There was a time when the only people with the drive and resources to push the limits of data analysis were scientists and Wall Street financial wizards. But ever since the Apache Hadoop software library hit the scene, the costs involved in working with big data have decreased and the use cases have increased.
The net result of "big data" growth, according to analyst firm McKinsey Research, is that data generation worldwide is increasing at about 40% per year, while IT spending is only expected to rise by 5% to meet that demand. Once again, the enterprise architect is being asked to do more with less. Still, there are many tools for meeting businesses' big data needs.
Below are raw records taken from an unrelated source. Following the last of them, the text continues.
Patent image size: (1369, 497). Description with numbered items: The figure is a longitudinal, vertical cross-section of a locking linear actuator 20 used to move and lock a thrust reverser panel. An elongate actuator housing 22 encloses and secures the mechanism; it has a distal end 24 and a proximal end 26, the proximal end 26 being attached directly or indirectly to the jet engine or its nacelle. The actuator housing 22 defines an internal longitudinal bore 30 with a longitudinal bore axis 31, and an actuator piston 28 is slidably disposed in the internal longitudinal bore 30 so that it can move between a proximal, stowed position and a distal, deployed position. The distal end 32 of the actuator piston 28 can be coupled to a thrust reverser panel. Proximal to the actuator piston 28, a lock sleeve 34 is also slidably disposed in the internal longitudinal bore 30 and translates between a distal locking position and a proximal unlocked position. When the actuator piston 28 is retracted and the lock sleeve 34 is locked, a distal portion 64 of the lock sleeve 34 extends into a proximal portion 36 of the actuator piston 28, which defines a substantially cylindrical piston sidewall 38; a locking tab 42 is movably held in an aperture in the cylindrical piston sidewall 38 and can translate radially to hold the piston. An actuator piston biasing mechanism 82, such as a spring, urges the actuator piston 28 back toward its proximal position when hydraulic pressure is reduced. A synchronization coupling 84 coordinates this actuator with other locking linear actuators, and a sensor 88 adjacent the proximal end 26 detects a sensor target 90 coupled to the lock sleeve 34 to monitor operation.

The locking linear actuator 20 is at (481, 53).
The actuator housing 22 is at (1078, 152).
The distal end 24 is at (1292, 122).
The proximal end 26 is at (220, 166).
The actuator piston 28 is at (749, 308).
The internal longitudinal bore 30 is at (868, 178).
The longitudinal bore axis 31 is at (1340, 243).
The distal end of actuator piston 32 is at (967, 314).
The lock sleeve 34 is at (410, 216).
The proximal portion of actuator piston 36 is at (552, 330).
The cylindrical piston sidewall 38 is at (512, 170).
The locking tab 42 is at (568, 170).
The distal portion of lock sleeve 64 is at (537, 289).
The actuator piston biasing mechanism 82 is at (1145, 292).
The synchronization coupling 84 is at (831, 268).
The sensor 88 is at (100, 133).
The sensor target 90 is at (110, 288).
Apache Hadoop is an open source big data analytics engine based on the MapReduce model made famous by software engineers at Google. This Java-based software framework is an important tool in the fight to corral and analyze huge barrages of information from both structured and unstructured sources. Although it does not focus on real-time business analytics and is restricted to batch processing, Hadoop provides methods for drawing pertinent information out of enormous sums of data and can be an instrumental piece to a proper business intelligence system.
In-memory data grids are poised to play an important role in big data analytics in coming years. While this technology was once rough-cut, the field has grown and commercial offerings have improved, adding features that cater to users' needs. In-memory data grids target enterprises that have fast-changing big data and are therefore unable to effectively implement a batch-processing model such as Hadoop's MapReduce model. Enhancements in key APIs are simplifying the challenges involved in moving from batch data processing toward a data stream approach.
Like many open source software applications that different organizations use in slightly different ways, there are several different flavors of Hadoop that enterprises can choose from. Independent software vendors that wish to integrate Hadoop may find challenges in ensuring that all of these bases are covered. One application integration specialist is providing a driver that is meant to connect applications that currently support Open Database Connectivity (ODBC) with the power of Hadoop.
Leading a big data analytics project requires a host of skills, not least of which is knowledge of Apache Hadoop and the MapReduce model -- but there are other skills needed, too. According to IT skills specialists Foote Partners LLC, the list also includes HBase, Pig, Hive, Cassandra, MongoDB, CouchDB, XML, Membase, Java, .NET, Ruby, C++ and more. An ideal candidate should also be comfortable with analytics, high-speed computing, statistics and sophisticated algorithms.
Some experts see cloud infrastructure as an essential component of successful big data analytics. While they recognize the importance of Hadoop integration and the MapReduce approach to dividing and conquering terabytes of data in a matter of minutes, these experts claim that traditional server infrastructures are prohibitively expensive to scale up to that point. The intersection of big data with the cloud is where things get really interesting.
This was first published in September 2012